DoD faces new series of legislative provisions showing misgivings about JEDI contract

Senate NDAA, House appropriations bill each would impose new preconditions on the Pentagon's controversial Joint Enterprise Defense Infrastructure

Best listening experience is on Chrome, Firefox or Safari. Subscribe to Federal Drive’s daily audio interviews on Apple Podcasts or PodcastOne.

Two influential Congressional committees weighed in this week with separate legislative provisions that aim to influence the Defense Department’s adoption of cloud computing. Among them are making cloud service spending more transparent, and conducting what lawmakers believe are necessary “enabling” steps before diving into the world of commercial cloud.

The provisions – one each in the House’s annual Defense appropriations bill and the Senate’s Defense policy bill – were the latest sign that some lawmakers are uncomfortable with DoD’s current approach to its upcoming JEDI contract. That is despite any shared enthusiasm for Pentagon officials’ adoption of cloud technologies.

The Senate bill, approved by the chamber’s armed services committee last month by a vote of 25-2 and released publicly this week, includes language requiring DoD to lay more technological groundwork within its own networks. The agency is preparing to transition key IT systems from government-operated infrastructure to off-site cloud hosts.

Senators expressed concern that DoD’s Cloud Executive Steering Group, the body that’s leading the JEDI procurement, has been so preoccopied with planning the contract itself that it’s neglected the “enabling activities” and “preconditions” the department will need to address if it’s going to successfully support its IT systems once they’re in the cloud.

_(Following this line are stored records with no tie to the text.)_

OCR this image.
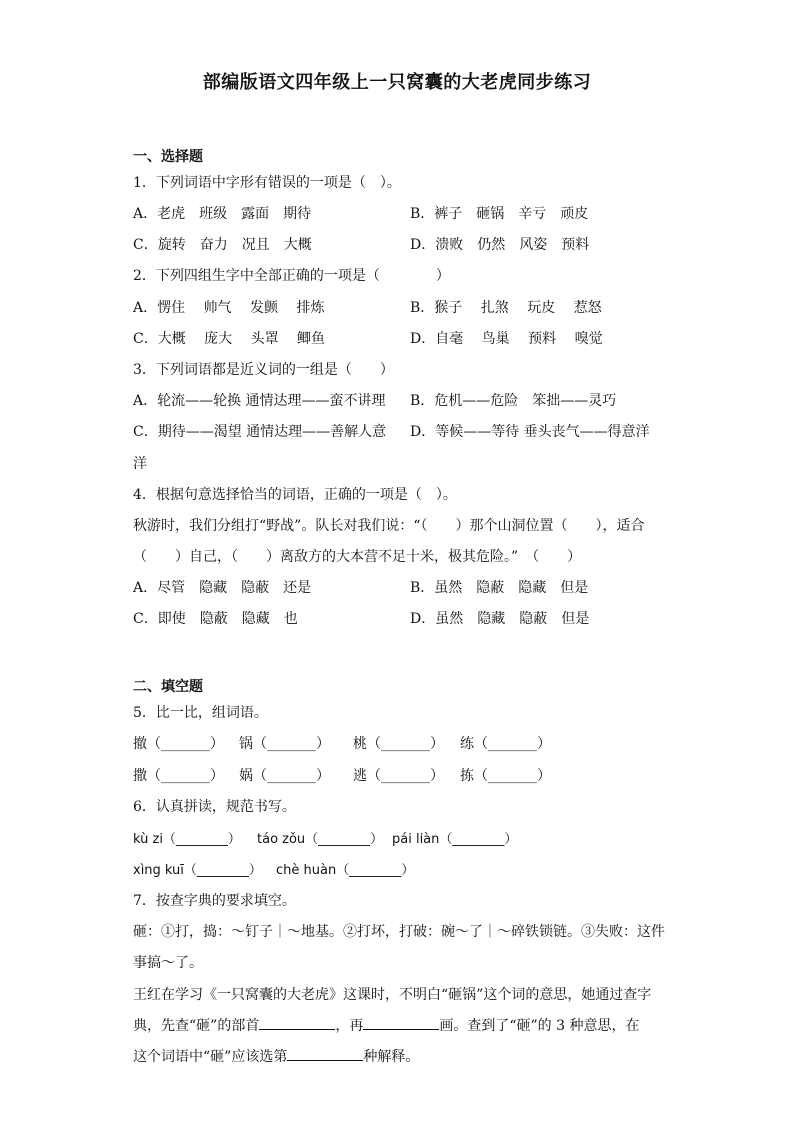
部编版语文四年级上一只窝囊的大老虎同步练习
一、选择题
1．下列词语中字形有错误的一项是（　）。
A．老虎　班级　露面　期待	B．裤子　砸锅　辛亏　顽皮
C．旋转　奋力　况且　大概	D．溃败　仍然　风姿　预料
2．下列四组生字中全部正确的一项是（　　　　）
A．愣住　 帅气　 发颤　 排炼	B．猴子　 扎煞　 玩皮　 惹怒
C．大概　 庞大　 头罩　 鲫鱼	D．自毫　 鸟巢　 预料　 嗅觉
3．下列词语都是近义词的一组是（　　）
A．轮流——轮换 通情达理——蛮不讲理 B．危机——危险　笨拙——灵巧
C．期待——渴望 通情达理——善解人意 D．等候——等待 垂头丧气——得意洋
洋
4．根据句意选择恰当的词语，正确的一项是（　）。
秋游时，我们分组打“野战”。队长对我们说：“（　　）那个山洞位置（　　），适合
（　　）自己，（　　）离敌方的大本营不足十米，极其危险。”　（　　）
A．尽管　隐藏　隐蔽　还是	B．虽然　隐蔽　隐藏　但是
C．即使　隐蔽　隐藏　也	D．虽然　隐藏　隐蔽　但是
二、填空题
5．比一比，组词语。
撤（_______） 锅（_______） 桃（_______） 练（_______）
撒（_______） 娲（_______） 逃（_______） 拣（_______）
6．认真拼读，规范书写。
kù zi（________） táo zǒu（________） pái liàn（________）
xìng kuī（________） chè huàn（________）
7．按查字典的要求填空。
砸：①打，捣：～钉子｜～地基。②打坏，打破：碗～了｜～碎铁锁链。③失败：这件
事搞～了。
王红在学习《一只窝囊的大老虎》这课时，不明白“砸锅”这个词的意思，她通过查字
典，先查“砸”的部首	，再	画。查到了“砸”的 3 种意思，在
这个词语中“砸”应该选第	种解释。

“The committee emphasizes the importance … of modernizing networks by adopting advanced commercial capabilities,” lawmakers wrote in a report accompanying the bill. “Network modernization is essential for cybersecurity, supporting service-level agreements for cloud services, ensuring efficient cloud access, and consolidating networks.”

Specifically, the legislation would demand that DoD draw up a plan to “rapidly acquire advanced commercial network capabilities, including software-defined networking, on-demand bandwidth and aggregated cloud access gateways, through commercial service providers.”

The plan would have to be delivered to Congress within three months of the bill’s enactment, assuming the Senate language survives the final House negotiation process.

The Senate report also suggests that lawmakers believe department officials have underestimated the difficulty of the task of migrating its legacy systems to modern, commercially-provided cloud environments. The bill would order the department to conduct a separate analysis of all the applications it hopes to eventually move to JEDI, along with the level of effort involved in rationalizing and modifying those applications so that they can be supported in the cloud.

“Workload and migration analysis are critical to understanding feasibility and costs associated with the use of commercial cloud services,” the committee wrote. “Workload analysis will reveal that some workloads performed by the DOD’s systems and applications face significant barriers to migration due to technical, intellectual property, and data rights issues whose scope and implications are not yet understood.”

The Senate bill would also crack down on further spending on applications and systems that aren’t cloud-ready. It would bar approvals for any new systems – or modernization work on existing ones – unless DoD can certify that those systems “can or would be cloud-hosted.”

Finally, as part of DoD’s upcoming JEDI procurement, the SASC version of the NDAA would demand that the department abide by provisions of the Federal Acquisition Regulation (FAR) which insist that the government award its indefinite-delivery/indefinite quantity contracts to multiple vendors whenever possible.

In a report to Congress last month, Defense officials said they would publish a formal justification for their decision to award the JEDI contract to only one company, but the department has not done so thus far.

Meanwhile, the House Appropriations Committee – the same panel which demanded the report DoD produced last month – insisted on more transparency from the department.

Its version of the Defense appropriations bill, also released this week, would restrict DoD from moving any applications or data to JEDI until it supplies another detailed report explaining how the new single-award contract fits in with the rest of the department’s cloud activities.

The moratorium would stay in place from whenever the appropriations bill is enacted until 90 days after the Pentagon supplies Congress with more details on its overall cloud spending.

Specifically, it would demand that the department deliver a plan to set up a new budgeting system that accounts for all the funds the military services and Defense agencies will use to migrate their data and systems to any cloud environment, including JEDI.

And, it would require a more detailed strategy from DoD to implement enterprise-wide cloud computing programs like JEDI and the forthcoming Defense Enterprise Office Solutions contract.

The framework would have to include “the strategy to sustain competition and innovation throughout the period of performance of each contract, including defining opportunities for multiple cloud service providers and insertion of new technologies” along with “an assessment of potential threats and security vulnerabilities of the proposed cloud computing strategy, and plans to mitigate such risks.”